The JOLTS ratio is the number of job openings (from the Job Openings and Labor Turnover Survey) divided by the number of unemployed people. A ratio above 1.0 means there are more open jobs than unemployed workers — conditions that favor workers in wage negotiations. A ratio below 1.0 means there are more jobseekers than openings, shifting leverage toward employers. The ratio peaked near 2.0 in 2022 and is tracked in the Labor Market section of this dashboard.
Indicators marked with a ★ in their chart title are scored indicators — they feed directly into the section's Healthy / Caution / Alert status. Indicators without a star appear on charts for context and interpretive value but do not affect scoring. This distinction matters because some data series are useful for understanding trends visually but lack the statistical reliability needed to drive a threshold-based status system.

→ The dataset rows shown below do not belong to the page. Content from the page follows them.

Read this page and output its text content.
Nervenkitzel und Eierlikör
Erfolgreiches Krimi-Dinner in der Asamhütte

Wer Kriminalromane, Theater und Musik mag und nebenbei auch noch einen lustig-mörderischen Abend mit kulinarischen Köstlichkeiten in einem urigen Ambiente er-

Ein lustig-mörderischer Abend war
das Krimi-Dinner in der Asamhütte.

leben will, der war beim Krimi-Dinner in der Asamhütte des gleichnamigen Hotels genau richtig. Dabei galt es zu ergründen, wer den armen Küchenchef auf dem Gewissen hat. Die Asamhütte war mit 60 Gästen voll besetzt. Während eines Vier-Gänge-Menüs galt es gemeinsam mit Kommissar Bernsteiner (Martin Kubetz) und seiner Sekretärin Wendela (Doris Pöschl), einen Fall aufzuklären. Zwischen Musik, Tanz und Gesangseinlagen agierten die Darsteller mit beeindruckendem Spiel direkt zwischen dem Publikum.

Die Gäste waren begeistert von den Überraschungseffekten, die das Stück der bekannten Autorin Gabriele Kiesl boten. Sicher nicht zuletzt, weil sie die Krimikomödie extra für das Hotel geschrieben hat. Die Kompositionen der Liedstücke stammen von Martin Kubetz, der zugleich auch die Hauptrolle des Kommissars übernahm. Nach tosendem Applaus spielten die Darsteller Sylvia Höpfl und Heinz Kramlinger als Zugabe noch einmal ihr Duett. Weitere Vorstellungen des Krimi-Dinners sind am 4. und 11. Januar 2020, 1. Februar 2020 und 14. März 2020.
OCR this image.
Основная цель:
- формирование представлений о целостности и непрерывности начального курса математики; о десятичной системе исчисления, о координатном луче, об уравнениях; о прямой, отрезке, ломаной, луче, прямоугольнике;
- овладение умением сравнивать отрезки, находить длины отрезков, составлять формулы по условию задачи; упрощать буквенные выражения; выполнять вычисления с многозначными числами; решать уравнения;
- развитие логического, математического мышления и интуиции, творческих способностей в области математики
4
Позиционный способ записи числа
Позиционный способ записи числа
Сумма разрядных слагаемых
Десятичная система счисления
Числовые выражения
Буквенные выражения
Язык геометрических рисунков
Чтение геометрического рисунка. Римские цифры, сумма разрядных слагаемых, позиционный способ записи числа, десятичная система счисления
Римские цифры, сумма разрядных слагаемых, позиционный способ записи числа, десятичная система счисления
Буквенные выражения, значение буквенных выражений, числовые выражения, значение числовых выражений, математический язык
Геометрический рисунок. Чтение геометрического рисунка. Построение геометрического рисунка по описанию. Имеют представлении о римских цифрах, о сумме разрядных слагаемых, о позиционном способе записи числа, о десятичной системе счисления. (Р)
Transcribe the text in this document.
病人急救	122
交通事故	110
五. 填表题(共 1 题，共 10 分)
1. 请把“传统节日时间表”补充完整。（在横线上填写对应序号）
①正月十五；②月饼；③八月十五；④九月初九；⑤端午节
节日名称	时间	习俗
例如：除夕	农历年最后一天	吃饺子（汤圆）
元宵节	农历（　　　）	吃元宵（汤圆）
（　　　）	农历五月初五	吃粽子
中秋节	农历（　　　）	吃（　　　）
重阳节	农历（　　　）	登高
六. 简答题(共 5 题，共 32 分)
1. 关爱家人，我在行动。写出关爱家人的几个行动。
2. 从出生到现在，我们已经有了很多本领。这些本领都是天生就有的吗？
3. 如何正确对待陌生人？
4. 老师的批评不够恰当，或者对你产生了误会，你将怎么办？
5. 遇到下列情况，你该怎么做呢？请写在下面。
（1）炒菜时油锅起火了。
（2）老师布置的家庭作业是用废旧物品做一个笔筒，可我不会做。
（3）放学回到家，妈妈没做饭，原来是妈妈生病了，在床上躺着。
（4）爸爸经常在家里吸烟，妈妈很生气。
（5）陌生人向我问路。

Thresholds are calibrated against historical FRED data going back several decades, with a focus on how each indicator behaved in the months before and during past recessions. Where possible, thresholds are anchored to the post-2009 data regime, since structural changes following the Global Financial Crisis make pre-2009 norms unreliable benchmarks for several series. Thresholds are reviewed annually and recalibrated after major structural breaks. For full details, see the Methodology page.